Monsanto reconnu coupable dans le procès californien du Roundup

Un tribunal de San Francisco a condamné Monsanto à payer près de 290 millions de dollars de dommages et intérêts à un jardinier américain pour ne pas l’avoir informé de la dangerosité de l’herbicide. Bayer en défend l’innocuité et fait appel. Nicolas Hulot invite l’UE à suivre la voie de la France.

Après plus d'un mois de débats, un tribunal de San Francisco a condamné Monsanto, vendredi 10 août, à payer 289,2 millions de dollars de dommages et intérêts au jardiner américain Dewayne Johnson. Les jurés ont déterminé que Monsanto avait agi avec "malveillance" et que son herbicide Roundup, ainsi que sa version professionnelle RangerPro, avaient "considérablement" contribué à la maladie du plaignant, dans le cadre de son travail de jardinier, entre 2012 et 2014. Âgé de 46 ans, Dewayne Johnson a été diagnostiqué en 2014 d'un lymphome non hodgkinien, un cancer incurable du système lymphatique. Les médecins lui donnent moins de deux ans à vivre.

Appel de Bayer

Bayer, propriétaire de Monsanto depuis son rachat le 7 juin dernier pour 63 milliards de dollars, a aussitôt annoncé son intention de faire appel, affirmant que le glyphosate, principe actif du Roundup, est « sûr et non cancérogène » et qu'il n'est pas responsable de la maladie du plaignant. « Nous exprimons notre sympathie à M. Johnson et à sa famille », a déclaré le groupe allemand. « La décision d'aujourd'hui [vendredi 10 août NDLR] ne change pas le fait que 800 études scientifiques et les conclusions de l'agence américaine de la protection de l'environnement (EPA), des instituts nationaux pour la santé et des autres autorités de régulation à travers le monde soutiennent que le glyphosate ne cause pas de cancer et n'a pas causé le cancer de M. Johnson", a affirmé le groupe allemand.

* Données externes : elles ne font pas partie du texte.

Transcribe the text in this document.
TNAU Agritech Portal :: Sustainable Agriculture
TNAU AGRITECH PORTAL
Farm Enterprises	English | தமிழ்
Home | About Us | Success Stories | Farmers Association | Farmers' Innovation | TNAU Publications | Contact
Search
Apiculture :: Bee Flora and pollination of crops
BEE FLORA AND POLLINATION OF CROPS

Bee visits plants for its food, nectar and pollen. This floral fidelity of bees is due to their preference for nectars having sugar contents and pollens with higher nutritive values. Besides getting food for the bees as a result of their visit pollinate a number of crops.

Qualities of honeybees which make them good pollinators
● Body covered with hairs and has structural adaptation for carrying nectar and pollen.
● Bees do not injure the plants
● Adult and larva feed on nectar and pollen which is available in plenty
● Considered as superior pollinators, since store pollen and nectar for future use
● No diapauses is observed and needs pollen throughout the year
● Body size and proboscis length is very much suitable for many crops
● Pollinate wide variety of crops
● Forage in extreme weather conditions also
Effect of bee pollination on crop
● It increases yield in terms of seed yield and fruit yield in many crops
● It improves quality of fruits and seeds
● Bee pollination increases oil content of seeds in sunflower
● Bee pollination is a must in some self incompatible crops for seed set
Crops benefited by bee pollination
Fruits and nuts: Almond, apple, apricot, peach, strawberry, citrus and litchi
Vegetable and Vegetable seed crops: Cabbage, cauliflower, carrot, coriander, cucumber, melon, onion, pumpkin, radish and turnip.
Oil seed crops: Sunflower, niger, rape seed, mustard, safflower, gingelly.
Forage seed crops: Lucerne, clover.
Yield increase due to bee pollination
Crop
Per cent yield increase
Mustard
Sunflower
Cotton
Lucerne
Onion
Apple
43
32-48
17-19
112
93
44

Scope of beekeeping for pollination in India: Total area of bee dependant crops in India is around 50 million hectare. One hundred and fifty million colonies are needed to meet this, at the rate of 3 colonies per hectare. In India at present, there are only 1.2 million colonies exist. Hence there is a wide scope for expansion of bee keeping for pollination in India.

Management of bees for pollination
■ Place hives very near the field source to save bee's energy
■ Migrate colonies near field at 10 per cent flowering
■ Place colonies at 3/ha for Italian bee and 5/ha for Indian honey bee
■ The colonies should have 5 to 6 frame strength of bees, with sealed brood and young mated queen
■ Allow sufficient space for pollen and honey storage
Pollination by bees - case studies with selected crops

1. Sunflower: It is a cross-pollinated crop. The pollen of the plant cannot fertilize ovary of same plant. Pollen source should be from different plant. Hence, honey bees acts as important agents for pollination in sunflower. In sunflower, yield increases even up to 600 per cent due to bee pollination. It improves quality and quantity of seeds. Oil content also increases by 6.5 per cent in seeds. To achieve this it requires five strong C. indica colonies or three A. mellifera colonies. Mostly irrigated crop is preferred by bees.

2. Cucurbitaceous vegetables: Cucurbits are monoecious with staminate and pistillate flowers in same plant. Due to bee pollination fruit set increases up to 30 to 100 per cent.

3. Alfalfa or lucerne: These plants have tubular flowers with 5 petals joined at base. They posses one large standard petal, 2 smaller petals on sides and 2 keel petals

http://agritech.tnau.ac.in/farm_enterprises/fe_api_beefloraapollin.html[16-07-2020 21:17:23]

Le procès de San Francisco est considéré comme historique dans le sens où il est le premier à concerner le caractère possiblement cancérigène du glyphosate, commercialisé par Monsanto à partir de 1974, tombé dans le domaine public en 2000. A raison de 800 000 t/an, le glyphosate est le pesticide le plus utilisé au monde.

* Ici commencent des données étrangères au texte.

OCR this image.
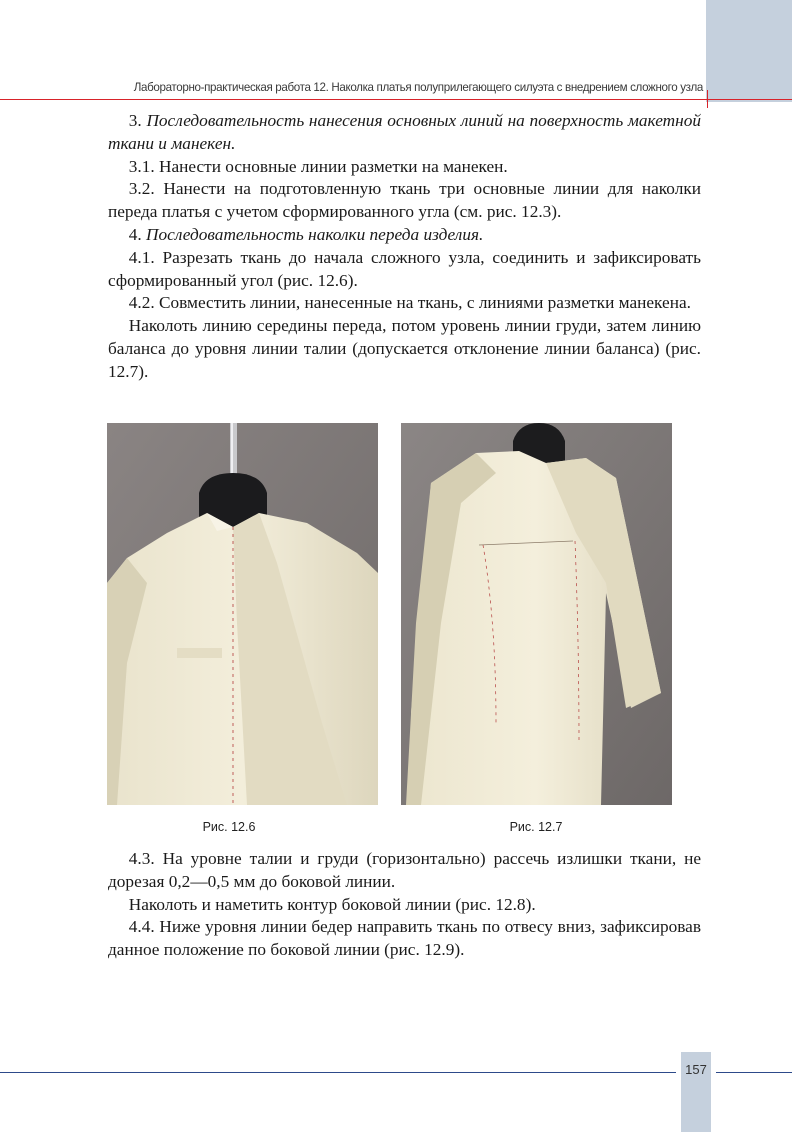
Лабораторно-практическая работа 12. Наколка платья полуприлегающего силуэта с внедрением сложного узла

3. Последовательность нанесения основных линий на поверхность макетной ткани и манекен.

3.1. Нанести основные линии разметки на манекен.

3.2. Нанести на подготовленную ткань три основные линии для наколки переда платья с учетом сформированного угла (см. рис. 12.3).

4. Последовательность наколки переда изделия.

4.1. Разрезать ткань до начала сложного узла, соединить и зафиксировать сформированный угол (рис. 12.6).

4.2. Совместить линии, нанесенные на ткань, с линиями разметки манекена.

Наколоть линию середины переда, потом уровень линии груди, затем линию баланса до уровня линии талии (допускается отклонение линии баланса) (рис. 12.7).

Рис. 12.6	Рис. 12.7

4.3. На уровне талии и груди (горизонтально) рассечь излишки ткани, не дорезая 0,2—0,5 мм до боковой линии.

Наколоть и наметить контур боковой линии (рис. 12.8).

4.4. Ниже уровня линии бедер направить ткань по отвесу вниз, зафиксировав данное положение по боковой линии (рис. 12.9).

157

Bayer a l'intention d'abandonner le marque Monsanto mais pas le glyphosate, en dépit de la jurisprudence que ce procès serait susceptible d'engendrer. Selon des médias américains, il existe des milliers de procédures en cours contre Monsanto aux États-Unis, à divers degrés d'avancement. « D'autres affaires peuvent être portées devant d'autres tribunaux et d'autres jurys, qui peuvent aboutir à des conclusions différentes », a fait savoir Bayer.

Réactions françaises

En France, le ministre de la Transition écologique a salué la décision du tribunal californien. « Nous avons pris une première décision en France mais ce ne doit être que le début d'une guerre que nous devons mener tous ensemble pour réduire massivement les molécules les plus dangereuses », a affirmé Nicolas Hulot à BFMTV. Le ministre se référait à un engagement du président Emmanuel Macron de bannir, d'ici à 2023 et en deux temps (voir encadré), l'usage du glyphosate en France. « J'aimerais bien que nos voisins européens, sans oublier nos amis outre-atlantiques, prennent des décisions aussi rapides et déterminées que nous le faisons en France », a plaidé le ministre. Qualifiant l'affaire Monsanto de « cas d'école du principe de précaution », il a rappelé qu'il ne s'agissait pas d'un combat contre les agriculteurs et les agricultrices mais pour eux.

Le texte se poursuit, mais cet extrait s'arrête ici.